Amine Ait-Chaalal, professeur à l'UCL, fait le point sur la campagne présidentielle aux Etats-Unis, où le scrutin du 6 novembre s'annonce très serré. Barack Obama est face à la machine financière très puissante de Mitt Romney.

Alors que s’ouvre la convention démocrate aux Etats-Unis qui doit désigner Barack Obama comme candidat à l’élection présidentielle du 6 novembre, Amine Ait-Chaalal, professeur en relations internationales à l'UCL, indique que ce scrutin sera très serré. Interrogé par Bertrand Henne, il énumère les atouts du président sortant : "Il a restauré la crédibilité internationale des Etats-Unis, il a quelque peu stabilisé l’économie, il a mis en œuvre la réforme de santé (ce que certains lui reprochent), il a réévalué les relations entre les communautés, il a son charisme. Au plan international, il a créé une dynamique qui a permis le retrait d’Irak et la reconfiguration de l’implication en Afghanistan".

Mais il souligne aussi les points faibles de Barack Obama : "Il y a l’usure du pouvoir, qui s’était déjà manifestée lors des élections de mi-mandat. Il y a l’émergence du Tea Party, très violemment anti-Obama. Il y a une décision de la Cour suprême des Etats-Unis  en 2010 qui permet le financement des campagnes sans aucune limite. Donc, le président Obama est maintenant face à une machine financière très virulente".

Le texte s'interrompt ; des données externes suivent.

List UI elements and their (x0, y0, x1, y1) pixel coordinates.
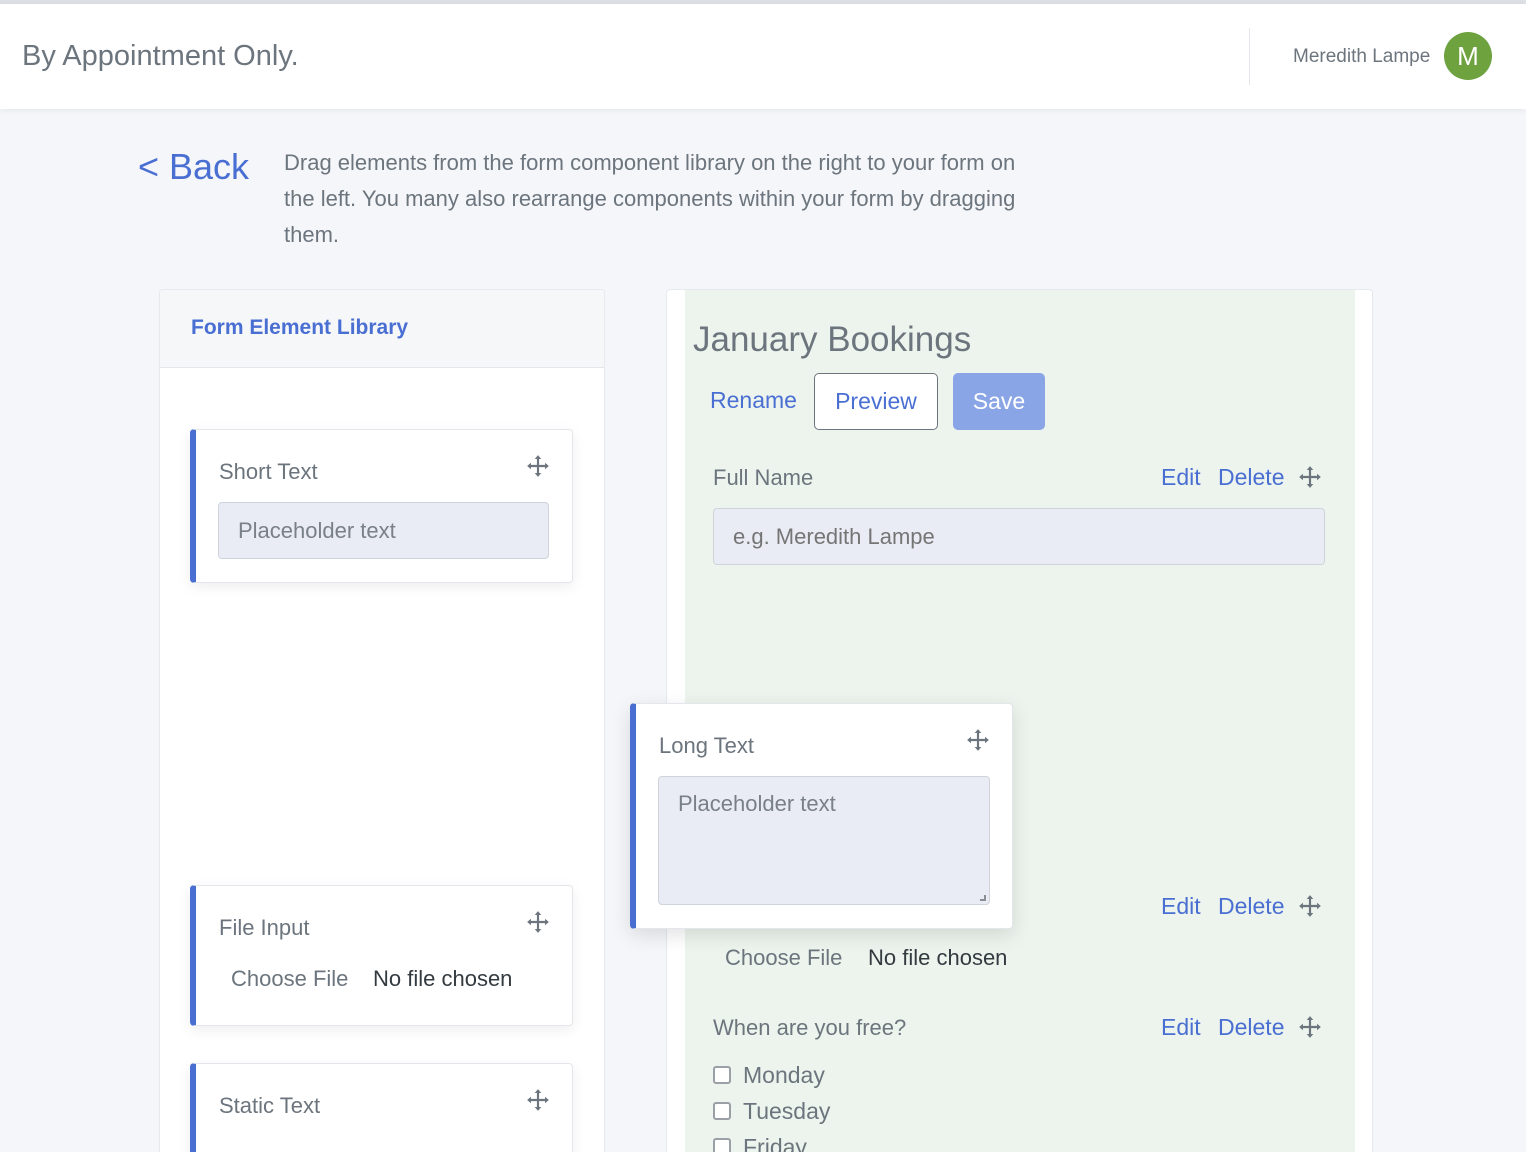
form-title: January Bookings (693, 320, 972, 359)
move-icon[interactable] (1297, 464, 1323, 490)
checkbox-label: Monday (743, 1062, 825, 1088)
dragging-item-long-text[interactable]: Long Text Placeholder text (630, 703, 1013, 929)
library-item-title: Long Text (659, 733, 755, 758)
edit-field-button[interactable]: Edit (1161, 464, 1201, 491)
checkbox-monday[interactable] (713, 1066, 731, 1084)
instructions-text: Drag elements from the form component li… (284, 150, 1016, 247)
user-name[interactable]: Meredith Lampe (1293, 46, 1430, 68)
full-name-input[interactable] (713, 508, 1325, 565)
library-title: Form Element Library (191, 316, 409, 339)
file-status: No file chosen (868, 945, 1008, 970)
avatar[interactable]: M (1444, 32, 1492, 80)
long-text-preview-textarea: Placeholder text (658, 776, 990, 905)
preview-button[interactable]: Preview (814, 373, 938, 430)
save-button[interactable]: Save (953, 373, 1045, 430)
library-header: Form Element Library (160, 290, 604, 368)
checkbox-label: Tuesday (743, 1098, 831, 1124)
header-divider (1249, 28, 1250, 85)
move-icon[interactable] (525, 453, 551, 479)
move-icon[interactable] (525, 909, 551, 935)
move-icon[interactable] (965, 727, 991, 753)
field-label: Full Name (713, 465, 814, 490)
edit-field-button[interactable]: Edit (1161, 1014, 1201, 1041)
checkbox-tuesday[interactable] (713, 1102, 731, 1120)
library-item-short-text[interactable]: Short Text Placeholder text (190, 429, 573, 583)
resize-handle-icon (980, 895, 986, 901)
library-item-title: File Input (219, 915, 310, 940)
delete-field-button[interactable]: Delete (1218, 464, 1284, 491)
move-icon[interactable] (1297, 1014, 1323, 1040)
checkbox-label: Friday (743, 1134, 807, 1152)
choose-file-button[interactable]: Choose File (231, 966, 348, 992)
library-item-title: Short Text (219, 459, 318, 484)
textarea-placeholder: Placeholder text (678, 791, 836, 816)
move-icon[interactable] (525, 1087, 551, 1113)
move-icon[interactable] (1297, 893, 1323, 919)
rename-button[interactable]: Rename (710, 387, 797, 414)
field-label: When are you free? (713, 1015, 907, 1040)
brand-title[interactable]: By Appointment Only. (22, 40, 299, 73)
library-item-file-input[interactable]: File Input Choose File No file chosen (190, 885, 573, 1026)
short-text-preview-input: Placeholder text (218, 502, 549, 559)
delete-field-button[interactable]: Delete (1218, 1014, 1284, 1041)
checkbox-friday[interactable] (713, 1138, 731, 1152)
delete-field-button[interactable]: Delete (1218, 893, 1284, 920)
app-header: By Appointment Only. Meredith Lampe M (0, 4, 1526, 109)
edit-field-button[interactable]: Edit (1161, 893, 1201, 920)
back-link[interactable]: < Back (138, 146, 249, 188)
file-status: No file chosen (373, 966, 513, 991)
library-item-title: Static Text (219, 1093, 321, 1118)
choose-file-button[interactable]: Choose File (725, 945, 842, 971)
library-item-static-text[interactable]: Static Text (190, 1063, 573, 1152)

Amine Ait-Chaalal rappelle que "les Américains votent plus en fonction de leur politique intérieure, de la situation de l’emploi et de leur situation personnelle" que sur des thèmes internationaux. "Le dossier du Proche-Orient était celui sur lequel Barack Obama s’était le plus investi en arrivant, mais les réalités sur le terrain (notamment l’opposition du gouvernement israélien Netanyahu) ont fait qu’il a dû considérer que ce dossier ne pouvait pas mener à quelque chose rapidement" poursuit-il.

Champ de ruines

Après huit années de présidence Bush, Barack Obama avait trouvé en arrivant au pouvoir "un champ de ruines en termes de politique étrangère; pendant quatre ans, il a dû réparer les échecs en Afghanistan, en Irak et au Moyen-Orient de l’administration précédente", indique encore Amine Ait-Chaalal. On peut dire que "c’est un idéaliste, mais aussi un réaliste qui savait qu’il ne pourrait pas tout changer", analyse Amine Ait-Chaalal. Même si Barack Obama n’a pas fermé la prison de Guantanamo alors qu’il l’avait promis, "le symbole en a été stigmatisé et la renonciation de l’utilisation de la torture a été mise en cause de manière définitive".

En face, Mitt Romney présente la "dynamique des républicains, beaucoup plus dure en termes de politique étrangère", indique encore Amine Ait-Chaalal avec "le retour d’un certain nombre de néo-conservateurs et la volonté affichée d’avoir des positions beaucoup plus fermes".